Factoring Cubic Polynomials: A Confused Student's Guide

[torquerotates]

Well, I admit, I looked at the solution manual. They apparently solved this equation, x(cubed)-(3/4)x-(1/4)=0 by factoring it and making it look like this, (x-1)((
x+(1/2))squared. But they didn't show any steps. I'm completely confused. I have no idea how to factor cubic polynomials.

 

[rocomath]

$$x^3 - \frac 3 4 x - \frac 1 4=0$$

Correct?

Here is a hint:

$$x^3-x^2+x^2-\frac 3 4 x - \frac 1 4=0$$

Complete the square, then you will notice that you have difference of squares. Continue simplifying, and once again, complete the square and it's solved.

 

[Dick]

Change it into an integer coefficient polynomial by multiplying by 4. So 4x^3-3x-1=0. Now look up the rational root theorem. If p/q is a rational root of the polynomial then p divides 1 and q divides 4. So the only choices for rational roots are 1,1/2 or 1/4 or their negatives. This is important since if p/q is a root of the polynomial then (x-p/q) is a factor.

 

[torquerotates]

Wow, I don't think I could get used to that type of thinking. How did you even know that you should start by adding and subtracting 2x? Maybe I'm just not creative enough.

 

[rocomath]

Wow, I don't think I could get used to that type of thinking. How did you even know that you should start by adding and subtracting 2x? Maybe I'm just not creative enough.

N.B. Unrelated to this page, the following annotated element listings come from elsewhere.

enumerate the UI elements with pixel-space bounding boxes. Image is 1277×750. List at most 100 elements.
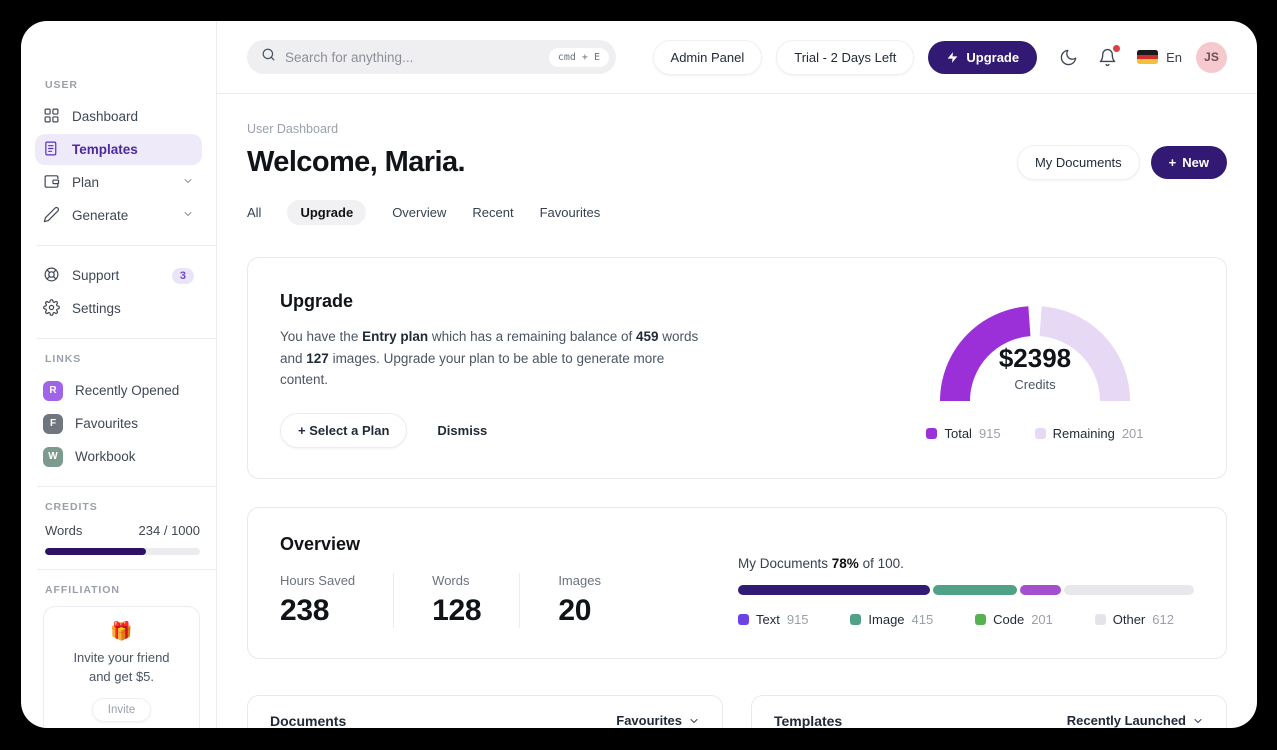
bolt-icon bbox=[946, 51, 959, 64]
templates-card-title: Templates bbox=[774, 712, 843, 728]
search-bar[interactable]: cmd + E bbox=[247, 40, 616, 74]
sidebar-item-support[interactable]: Support 3 bbox=[35, 260, 202, 291]
support-count-badge: 3 bbox=[171, 267, 194, 284]
sidebar-divider bbox=[37, 245, 216, 246]
bar-legend-image: Image 415 bbox=[850, 612, 933, 627]
sidebar-item-label: Templates bbox=[72, 142, 138, 157]
page-title: Welcome, Maria. bbox=[247, 146, 466, 178]
legend-swatch bbox=[926, 428, 938, 439]
dismiss-button[interactable]: Dismiss bbox=[437, 422, 488, 438]
sidebar-link-favourites[interactable]: F Favourites bbox=[35, 408, 202, 439]
gauge-legend-remaining: Remaining 201 bbox=[1034, 426, 1144, 441]
link-initial-badge: R bbox=[43, 380, 63, 401]
tab-overview[interactable]: Overview bbox=[392, 205, 447, 220]
overview-card-title: Overview bbox=[280, 533, 361, 554]
stat-words: Words 128 bbox=[393, 572, 519, 628]
breadcrumb: User Dashboard bbox=[247, 122, 339, 136]
link-initial-badge: W bbox=[43, 446, 63, 467]
gauge-center-label: Credits bbox=[1014, 377, 1056, 392]
sidebar-section-links: LINKS bbox=[45, 353, 82, 365]
new-button[interactable]: + New bbox=[1150, 146, 1227, 179]
bar-segment-image bbox=[932, 584, 1017, 595]
overview-card: Overview Hours Saved 238 Words 128 Image… bbox=[247, 506, 1227, 659]
upgrade-button[interactable]: Upgrade bbox=[928, 40, 1038, 74]
documents-card-title: Documents bbox=[270, 712, 347, 728]
gauge-chart bbox=[940, 306, 1130, 402]
affiliation-card: 🎁 Invite your friend and get $5. Invite bbox=[43, 606, 200, 728]
bar-legend-text: Text 915 bbox=[738, 612, 809, 627]
documents-card: Documents Favourites Untitled Document i… bbox=[247, 694, 723, 728]
sidebar-item-label: Workbook bbox=[75, 449, 136, 464]
sidebar-link-recently-opened[interactable]: R Recently Opened bbox=[35, 375, 202, 406]
sidebar-item-generate[interactable]: Generate bbox=[35, 200, 202, 231]
bar-segment-text bbox=[738, 584, 930, 595]
templates-filter-dropdown[interactable]: Recently Launched bbox=[1067, 713, 1204, 728]
chevron-down-icon bbox=[1192, 715, 1204, 727]
gauge-total-arc bbox=[940, 306, 1032, 402]
main-area: cmd + E Admin Panel Trial - 2 Days Left … bbox=[217, 21, 1257, 728]
credits-progress-bar bbox=[45, 548, 200, 555]
plus-icon: + bbox=[1168, 155, 1177, 170]
chevron-down-icon bbox=[182, 175, 194, 190]
search-input[interactable] bbox=[285, 49, 540, 65]
chevron-down-icon bbox=[688, 715, 700, 727]
lifebuoy-icon bbox=[43, 266, 60, 286]
notifications-button[interactable] bbox=[1098, 44, 1121, 67]
my-documents-button[interactable]: My Documents bbox=[1016, 145, 1140, 180]
gear-icon bbox=[43, 298, 60, 319]
sidebar-item-dashboard[interactable]: Dashboard bbox=[35, 101, 202, 132]
dashboard-grid-icon bbox=[43, 107, 60, 127]
search-icon bbox=[261, 47, 276, 67]
notification-dot bbox=[1113, 44, 1121, 52]
sidebar-item-label: Generate bbox=[72, 208, 129, 223]
stat-images: Images 20 bbox=[519, 572, 639, 628]
bar-legend-code: Code 201 bbox=[975, 612, 1053, 627]
gift-icon: 🎁 bbox=[110, 621, 133, 641]
bar-legend-other: Other 612 bbox=[1094, 612, 1174, 627]
wallet-icon bbox=[43, 173, 60, 193]
sidebar-item-label: Favourites bbox=[75, 416, 139, 431]
sidebar-divider bbox=[37, 338, 216, 339]
select-plan-button[interactable]: + Select a Plan bbox=[280, 412, 408, 448]
sidebar-item-label: Plan bbox=[72, 175, 100, 190]
sidebar-item-label: Support bbox=[72, 268, 120, 283]
tab-recent[interactable]: Recent bbox=[472, 205, 514, 220]
sidebar-divider bbox=[37, 569, 216, 570]
invite-button[interactable]: Invite bbox=[91, 697, 152, 722]
pencil-icon bbox=[43, 206, 60, 226]
sidebar-section-affiliation: AFFILIATION bbox=[45, 584, 120, 596]
user-avatar[interactable]: JS bbox=[1196, 41, 1227, 73]
language-selector[interactable]: En bbox=[1137, 50, 1182, 65]
documents-filter-dropdown[interactable]: Favourites bbox=[616, 713, 700, 728]
sidebar-item-label: Settings bbox=[72, 301, 121, 316]
legend-swatch bbox=[738, 613, 749, 625]
legend-swatch bbox=[850, 613, 862, 625]
stat-hours-saved: Hours Saved 238 bbox=[280, 572, 356, 627]
dark-mode-toggle[interactable] bbox=[1059, 48, 1078, 67]
gauge-legend-total: Total 915 bbox=[926, 426, 1001, 441]
topbar: cmd + E Admin Panel Trial - 2 Days Left … bbox=[217, 21, 1257, 94]
admin-panel-button[interactable]: Admin Panel bbox=[652, 39, 763, 75]
sidebar-item-label: Recently Opened bbox=[75, 383, 180, 398]
sidebar-divider bbox=[37, 486, 216, 487]
documents-progress: My Documents 78% of 100. Text 915 bbox=[738, 534, 1194, 628]
language-label: En bbox=[1166, 49, 1182, 65]
legend-swatch bbox=[1094, 613, 1106, 625]
tab-bar: All Upgrade Overview Recent Favourites bbox=[247, 200, 1227, 225]
sidebar-section-user: USER bbox=[45, 79, 78, 91]
templates-card: Templates Recently Launched Blog Post Ti… bbox=[751, 694, 1227, 728]
bar-segment-code bbox=[1019, 584, 1061, 595]
sidebar-item-plan[interactable]: Plan bbox=[35, 167, 202, 198]
trial-status-badge[interactable]: Trial - 2 Days Left bbox=[776, 39, 915, 75]
tab-upgrade[interactable]: Upgrade bbox=[287, 200, 367, 225]
sidebar-item-settings[interactable]: Settings bbox=[35, 293, 202, 324]
tab-all[interactable]: All bbox=[247, 205, 262, 220]
sidebar: USER Dashboard Templates Plan Generate S… bbox=[21, 21, 217, 728]
tab-favourites[interactable]: Favourites bbox=[539, 205, 601, 220]
bell-icon bbox=[1098, 48, 1117, 67]
credits-value: 234 / 1000 bbox=[138, 523, 200, 538]
sidebar-link-workbook[interactable]: W Workbook bbox=[35, 441, 202, 472]
affiliation-text: Invite your friend and get $5. bbox=[73, 650, 170, 684]
stacked-progress-bar bbox=[738, 584, 1194, 595]
sidebar-item-templates[interactable]: Templates bbox=[35, 134, 202, 165]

I think you meant $$x^2$$ but just making sure.

Algebra - https://www.amazon.com/dp/0817636773/?tag=pfamazon01-20

Gelfand is the man!

 

[rohanprabhu]

the polynomial $$p(x) = x^3 - \frac{3}{4}x - \frac{1}{4}$$ is 0 at $x = 1$, so $(x - 1)$ is a factor of $p(x)$.

Now try solving this question...

 

[rohanprabhu]

Change it into an integer coefficient polynomial by multiplying by 4. So 4x^3-3x-1=0. Now look up the rational root theorem. If p/q is a rational root of the polynomial then p divides 1 and q divides 4. So the only choices for rational roots are 1,1/2 or 1/4 or their negatives. This is important since if p/q is a root of the polynomial then (x-p/q) is a factor.

this seems like a pretty cool method.. could you give the general statement please.. or maybe a link somewhere??

 

[Dick]

Just google 'rational root theorem'. Wikipedia has an entry.